Over the last year, I have become more familiar with Tiago Forte’s work which he calls “Building a Second Brain”. For a long time, I have used technology to make notes, record meeting minutes, and save ideas, but none of it is in order of any useful benefit other than someone asking me if something was ever discussed somewhere. What strikes me about the second brain idea is that you can use it as a personal repository for storing ideas. A note on the front of the book says, “a proven method to organise your digital life and unlock your creative potential”. I haven’t finished reading the book yet, but from what I have read and seen of Tiago’s work over the last year, it is well worth purchasing.
Ideas are not things that will come to you in a time of need. They typically won’t come when you sit down to start typing on the keyboard.
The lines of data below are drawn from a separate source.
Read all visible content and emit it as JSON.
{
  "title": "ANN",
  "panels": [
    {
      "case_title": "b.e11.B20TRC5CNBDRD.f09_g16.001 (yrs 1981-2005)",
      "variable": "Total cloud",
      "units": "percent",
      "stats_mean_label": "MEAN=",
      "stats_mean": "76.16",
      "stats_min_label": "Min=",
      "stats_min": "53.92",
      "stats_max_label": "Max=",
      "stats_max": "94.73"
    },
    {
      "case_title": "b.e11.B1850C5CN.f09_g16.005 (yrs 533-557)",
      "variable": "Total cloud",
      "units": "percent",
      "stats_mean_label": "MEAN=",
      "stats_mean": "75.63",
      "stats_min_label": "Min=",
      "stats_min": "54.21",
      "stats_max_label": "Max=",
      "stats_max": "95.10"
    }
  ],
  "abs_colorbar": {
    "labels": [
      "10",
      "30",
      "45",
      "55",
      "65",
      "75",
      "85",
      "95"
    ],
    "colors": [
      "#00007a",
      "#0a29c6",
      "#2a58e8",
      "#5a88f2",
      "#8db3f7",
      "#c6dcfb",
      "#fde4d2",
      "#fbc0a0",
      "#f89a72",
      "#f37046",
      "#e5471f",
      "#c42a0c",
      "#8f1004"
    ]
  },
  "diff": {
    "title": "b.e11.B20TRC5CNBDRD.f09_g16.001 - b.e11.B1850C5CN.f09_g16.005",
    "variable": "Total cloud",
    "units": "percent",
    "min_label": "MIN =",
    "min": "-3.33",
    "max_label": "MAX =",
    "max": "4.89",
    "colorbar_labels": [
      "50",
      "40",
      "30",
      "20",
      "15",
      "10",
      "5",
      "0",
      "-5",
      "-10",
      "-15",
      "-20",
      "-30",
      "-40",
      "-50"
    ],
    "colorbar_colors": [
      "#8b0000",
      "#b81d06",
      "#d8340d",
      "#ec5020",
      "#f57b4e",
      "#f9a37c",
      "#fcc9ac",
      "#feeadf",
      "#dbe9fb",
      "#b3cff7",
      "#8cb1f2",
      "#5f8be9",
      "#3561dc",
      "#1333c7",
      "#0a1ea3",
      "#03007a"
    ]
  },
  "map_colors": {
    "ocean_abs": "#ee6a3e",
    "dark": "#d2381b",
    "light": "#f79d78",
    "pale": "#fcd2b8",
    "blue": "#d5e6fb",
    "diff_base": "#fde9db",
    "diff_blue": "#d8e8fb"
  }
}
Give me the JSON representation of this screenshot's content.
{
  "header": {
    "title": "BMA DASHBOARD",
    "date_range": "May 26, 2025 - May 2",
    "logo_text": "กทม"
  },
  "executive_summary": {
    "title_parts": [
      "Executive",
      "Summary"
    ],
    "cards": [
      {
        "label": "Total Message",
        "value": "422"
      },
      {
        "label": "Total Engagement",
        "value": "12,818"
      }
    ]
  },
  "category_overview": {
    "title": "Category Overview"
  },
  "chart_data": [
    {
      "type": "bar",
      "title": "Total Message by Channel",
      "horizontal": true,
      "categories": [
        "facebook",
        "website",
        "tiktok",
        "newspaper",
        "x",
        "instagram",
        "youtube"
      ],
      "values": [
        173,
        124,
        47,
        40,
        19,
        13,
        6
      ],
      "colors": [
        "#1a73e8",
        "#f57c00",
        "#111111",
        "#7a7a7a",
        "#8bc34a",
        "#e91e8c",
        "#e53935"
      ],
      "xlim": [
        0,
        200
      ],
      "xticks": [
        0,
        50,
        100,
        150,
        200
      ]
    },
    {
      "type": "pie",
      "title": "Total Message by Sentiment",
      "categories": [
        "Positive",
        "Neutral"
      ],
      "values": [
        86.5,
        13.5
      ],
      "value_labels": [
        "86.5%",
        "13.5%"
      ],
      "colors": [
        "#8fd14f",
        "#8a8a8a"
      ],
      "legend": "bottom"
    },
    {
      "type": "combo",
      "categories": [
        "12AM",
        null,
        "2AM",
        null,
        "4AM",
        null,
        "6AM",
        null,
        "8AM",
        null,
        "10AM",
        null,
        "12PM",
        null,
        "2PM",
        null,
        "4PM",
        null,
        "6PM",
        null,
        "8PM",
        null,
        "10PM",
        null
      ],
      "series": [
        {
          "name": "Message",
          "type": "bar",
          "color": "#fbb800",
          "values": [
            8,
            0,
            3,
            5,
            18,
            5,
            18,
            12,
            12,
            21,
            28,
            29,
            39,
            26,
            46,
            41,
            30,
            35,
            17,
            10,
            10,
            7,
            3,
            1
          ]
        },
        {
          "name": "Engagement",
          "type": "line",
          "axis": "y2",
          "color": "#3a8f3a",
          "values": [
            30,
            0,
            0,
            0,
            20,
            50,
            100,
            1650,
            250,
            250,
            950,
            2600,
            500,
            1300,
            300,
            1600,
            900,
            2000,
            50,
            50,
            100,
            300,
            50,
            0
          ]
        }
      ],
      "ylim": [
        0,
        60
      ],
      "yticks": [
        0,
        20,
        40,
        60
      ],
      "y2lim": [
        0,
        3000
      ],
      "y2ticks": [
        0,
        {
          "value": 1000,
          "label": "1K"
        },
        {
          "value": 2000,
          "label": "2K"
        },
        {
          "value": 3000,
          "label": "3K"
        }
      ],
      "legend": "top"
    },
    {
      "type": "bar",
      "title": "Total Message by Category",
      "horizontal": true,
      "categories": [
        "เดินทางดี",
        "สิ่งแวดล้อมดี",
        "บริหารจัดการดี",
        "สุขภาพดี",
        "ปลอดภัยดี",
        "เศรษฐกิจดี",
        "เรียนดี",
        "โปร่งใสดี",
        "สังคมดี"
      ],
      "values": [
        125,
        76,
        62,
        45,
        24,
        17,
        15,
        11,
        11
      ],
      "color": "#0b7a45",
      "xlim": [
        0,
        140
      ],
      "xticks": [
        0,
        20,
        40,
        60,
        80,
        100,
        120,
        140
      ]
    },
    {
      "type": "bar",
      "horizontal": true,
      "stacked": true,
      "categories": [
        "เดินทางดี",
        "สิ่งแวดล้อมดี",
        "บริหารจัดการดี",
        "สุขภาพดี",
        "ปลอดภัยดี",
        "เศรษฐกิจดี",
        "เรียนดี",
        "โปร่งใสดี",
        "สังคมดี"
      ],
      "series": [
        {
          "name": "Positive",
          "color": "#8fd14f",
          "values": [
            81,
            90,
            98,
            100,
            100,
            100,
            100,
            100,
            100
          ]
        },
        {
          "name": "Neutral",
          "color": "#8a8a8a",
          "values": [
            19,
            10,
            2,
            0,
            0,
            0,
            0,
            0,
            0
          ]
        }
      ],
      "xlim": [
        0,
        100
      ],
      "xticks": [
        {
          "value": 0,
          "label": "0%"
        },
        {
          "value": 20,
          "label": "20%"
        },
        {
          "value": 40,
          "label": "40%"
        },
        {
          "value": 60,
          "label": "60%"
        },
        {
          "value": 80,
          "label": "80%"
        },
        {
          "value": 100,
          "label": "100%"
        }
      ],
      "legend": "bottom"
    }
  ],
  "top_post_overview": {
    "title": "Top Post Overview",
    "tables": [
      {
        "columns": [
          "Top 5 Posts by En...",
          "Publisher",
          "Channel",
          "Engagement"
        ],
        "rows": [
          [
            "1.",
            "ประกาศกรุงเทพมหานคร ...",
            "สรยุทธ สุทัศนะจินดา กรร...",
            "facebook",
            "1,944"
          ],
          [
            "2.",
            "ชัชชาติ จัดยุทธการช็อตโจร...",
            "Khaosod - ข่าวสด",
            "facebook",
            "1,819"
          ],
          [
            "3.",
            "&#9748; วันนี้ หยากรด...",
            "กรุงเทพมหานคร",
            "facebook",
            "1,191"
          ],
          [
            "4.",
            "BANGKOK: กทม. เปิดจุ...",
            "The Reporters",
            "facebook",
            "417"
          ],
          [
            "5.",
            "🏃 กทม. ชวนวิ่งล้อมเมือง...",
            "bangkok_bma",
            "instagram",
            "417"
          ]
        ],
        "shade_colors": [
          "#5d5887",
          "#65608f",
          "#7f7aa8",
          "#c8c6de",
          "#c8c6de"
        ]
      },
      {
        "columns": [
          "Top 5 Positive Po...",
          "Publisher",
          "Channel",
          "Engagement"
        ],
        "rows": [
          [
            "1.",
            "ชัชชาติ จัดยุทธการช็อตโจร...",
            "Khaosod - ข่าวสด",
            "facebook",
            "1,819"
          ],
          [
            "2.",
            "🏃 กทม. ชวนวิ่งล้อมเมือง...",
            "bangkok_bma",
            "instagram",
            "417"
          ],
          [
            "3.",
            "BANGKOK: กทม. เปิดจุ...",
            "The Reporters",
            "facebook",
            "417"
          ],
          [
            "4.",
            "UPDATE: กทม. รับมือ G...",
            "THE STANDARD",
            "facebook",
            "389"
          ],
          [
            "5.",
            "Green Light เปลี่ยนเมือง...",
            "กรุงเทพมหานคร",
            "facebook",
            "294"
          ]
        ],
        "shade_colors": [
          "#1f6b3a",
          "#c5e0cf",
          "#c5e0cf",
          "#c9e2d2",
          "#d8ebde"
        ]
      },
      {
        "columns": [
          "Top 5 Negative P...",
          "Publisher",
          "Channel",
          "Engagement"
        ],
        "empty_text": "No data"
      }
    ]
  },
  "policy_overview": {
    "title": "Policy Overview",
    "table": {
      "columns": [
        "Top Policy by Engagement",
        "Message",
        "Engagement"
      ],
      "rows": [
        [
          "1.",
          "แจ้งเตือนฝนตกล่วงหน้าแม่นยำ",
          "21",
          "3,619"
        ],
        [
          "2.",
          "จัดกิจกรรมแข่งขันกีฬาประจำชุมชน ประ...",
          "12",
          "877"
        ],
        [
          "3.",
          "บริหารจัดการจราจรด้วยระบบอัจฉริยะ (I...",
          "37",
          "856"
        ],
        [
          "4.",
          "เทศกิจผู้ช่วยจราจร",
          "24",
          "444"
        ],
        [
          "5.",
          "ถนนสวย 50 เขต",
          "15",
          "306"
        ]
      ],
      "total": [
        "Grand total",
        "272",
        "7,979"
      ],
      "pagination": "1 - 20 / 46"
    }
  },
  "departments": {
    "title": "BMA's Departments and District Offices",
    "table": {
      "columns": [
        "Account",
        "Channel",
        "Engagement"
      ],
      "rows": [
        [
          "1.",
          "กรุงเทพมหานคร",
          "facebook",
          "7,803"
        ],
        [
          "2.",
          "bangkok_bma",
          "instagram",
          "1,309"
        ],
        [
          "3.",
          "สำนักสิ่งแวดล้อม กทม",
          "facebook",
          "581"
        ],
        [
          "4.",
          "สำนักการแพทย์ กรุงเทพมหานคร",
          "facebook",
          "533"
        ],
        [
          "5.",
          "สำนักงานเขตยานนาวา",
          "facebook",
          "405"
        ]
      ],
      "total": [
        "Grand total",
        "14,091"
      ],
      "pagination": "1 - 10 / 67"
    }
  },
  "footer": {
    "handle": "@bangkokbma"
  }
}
Ideas need to be found, written down, thought about, written about more, and then when needed, you can be ready to write what you learn.
The most significant part is consistently recording my ideas and making notes about what I do each day and interact with.
Find a Time Each Day to Write
One thing that helps me in other areas of my life is consistency. I’m not the type who can fit in something because there’s a gap in my schedule. I tend to work better when I schedule something beforehand and typically when I am consistent with the timing of it.
For me, I think the best time would be early morning to write when the family are still asleep and there are no distractions from phone calls and other goings on in the world.
One challenge of early mornings is waking up tired. Waking up earlier requires getting to bed at a good time. Getting to bed at a good time requires I change what I normally do in the evening and try to break that habit.
One thing I have found helpful is a Mac and iPhone app called Streaks. I added a few things to track daily, such as working on my personal projects, writing 1,000 words, studying, walking, etc. Some of those are tracked automatically, but others, like journalling and writing, require that I log them. I’m on day 11 of a writing streak which is good for me. Today was one of those days where I would skip it, but I decided I wanted to keep the streak going. I aim to reach New Year’s Eve, having written 6,000 words per week.
Choosing What to Write About
In the first 11 days of my 11-day streak, I have just written with little planning beforehand. I have spent more time than previous attempts at coming up with ideas but haven’t put much organisation beyond that. What I plan to do after another week or so of writing is to start putting a writing plan together. I want to write with more purpose, such as creating an eBook on SwiftUI and iOS app development. When I plan that out, I will have an actual goal to work towards. Writing 1,000 words per day will be the vehicle that helps me reach my goals.